Facing the factsFacing the facts
What will the crews of the Global Challenge yachts face as they race round the world? Elaine Bunting finds out

Crews dressed as if for a moonwalk, struggling at the wheel: these are images synonymous that have become associated with the Global Challenge. It isn’t all storms and monster waves by any means, though, and to win this race crews must get the best from their boat in all conditions. For large sections of the race, they will be sailing upwind against prevailing winds and currents, but they will encounter everything from heavy weather to calms, and so they will have to vary their strategy.

Broadly speaking, there are two main obstacles facing crews in the race: the North and South Atlantic legs and the Southern Ocean legs. The ferocious gales and gigantic seas are a major part of the Global Challenge but in fact a majority of the legs are in the Atlantic, where conditions are much more variable.
They say that races are won and lost in light winds. It will be no different in this race; the Atlantic parts are going to be crucial to the overall results. The crews will encounter light winds at some point, particularly as they try to thread their way through the faint airs of the Doldrums, or Inter-Tropical Convergence Zone (ITCZ), that lies between the weather patterns of the Northern and Southern Hemisphere.

The ITCZ is inescapable on legs from Portsmouth to Buenos Aires and from Cape Town to Boston but it varies in width and its position can fluctuate daily. The trick is to try to work out where the thinnest slice of light winds will be when you arrive.

On those Atlantic legs the boats will spend much of their time sailing free or even downwind under spinnaker. In these winds, getting the best speed from the boat is vital and imaginative weather interpretation and meteorological knowledge are all-important.

The Southern Ocean is a complete contrast. Once crews turn right at Cape Horn, they can expect a succession of deep low-pressure systems, bringing frequent gales or storms.
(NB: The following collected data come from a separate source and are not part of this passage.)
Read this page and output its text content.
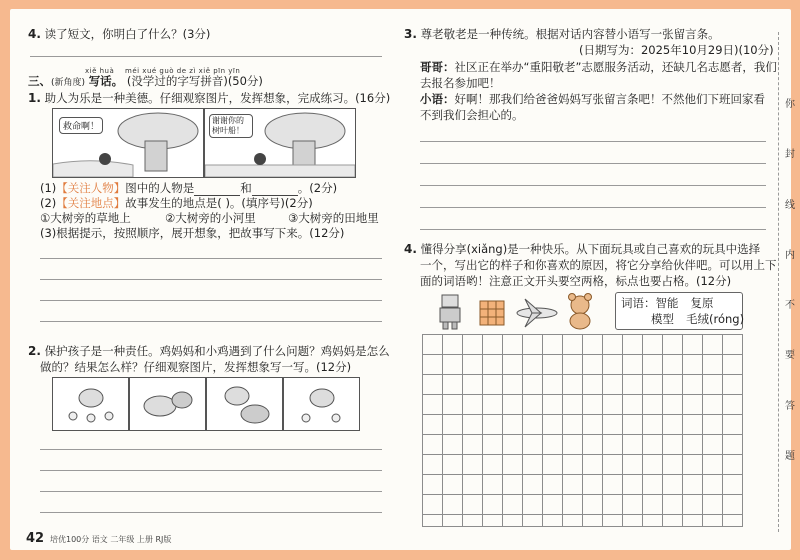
4. 读了短文，你明白了什么？(3分)
xiě huà méi xué guò de zì xiě pīn yīn
三、(新角度) 写话。 (没学过的字写拼音)(50分)
1. 助人为乐是一种美德。仔细观察图片，发挥想象，完成练习。(16分)
救命啊！
谢谢你的树叶船！
(1)【关注人物】图中的人物是	和	。(2分)
(2)【关注地点】故事发生的地点是( )。(填序号)(2分)
①大树旁的草地上	②大树旁的小河里	③大树旁的田地里
(3)根据提示，按照顺序，展开想象，把故事写下来。(12分)
2. 保护孩子是一种责任。鸡妈妈和小鸡遇到了什么问题？鸡妈妈是怎么
做的？结果怎么样？仔细观察图片，发挥想象写一写。(12分)
42 培优100分 语文 二年级 上册 RJ版
3. 尊老敬老是一种传统。根据对话内容替小语写一张留言条。
(日期写为：2025年10月29日)(10分)
哥哥：社区正在举办“重阳敬老”志愿服务活动，还缺几名志愿者，我们
去报名参加吧！
小语：好啊！那我们给爸爸妈妈写张留言条吧！不然他们下班回家看
不到我们会担心的。
4. 懂得分享(xiǎng)是一种快乐。从下面玩具或自己喜欢的玩具中选择
一个，写出它的样子和你喜欢的原因，将它分享给伙伴吧。可以用上下
面的词语哟！注意正文开头要空两格，标点也要占格。(12分)
词语：智能 复原
模型 毛绒(róng)
你
封
线
内
不
要
答
题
It will get colder and colder as they edge southwards. Rain will turn to driving hail, and ice will form on deck.

Encounters with ice are possible, though waypoints on both of the Southern Ocean legs will force the fleet to squeeze northwards away from known ice limits. These marks of the course also impose some tactical considerations midway through long legs.

The worse of the two Southern Ocean legs tends to be between Sydney and Cape Town. This is probably the wildest ocean in the world. In the last two round the world races, the boats confronted winds of 70 knots, with cruelly punishing seas and the monotonous hard labour of endless sail changes.

During these weeks at sea, weather interpretation and strategy are still important, but seamanship comes into its own. One of the great sporting truisms is that to finish first, first you’ve got to finish. In the Southern Ocean, skippers have to decide on a balance between pushing to win and protecting the boat, the gear and the crew.

To finish the race, crews need a mixture of skill and stamina, daring and caution, but to win they will have to perform consistently all the way.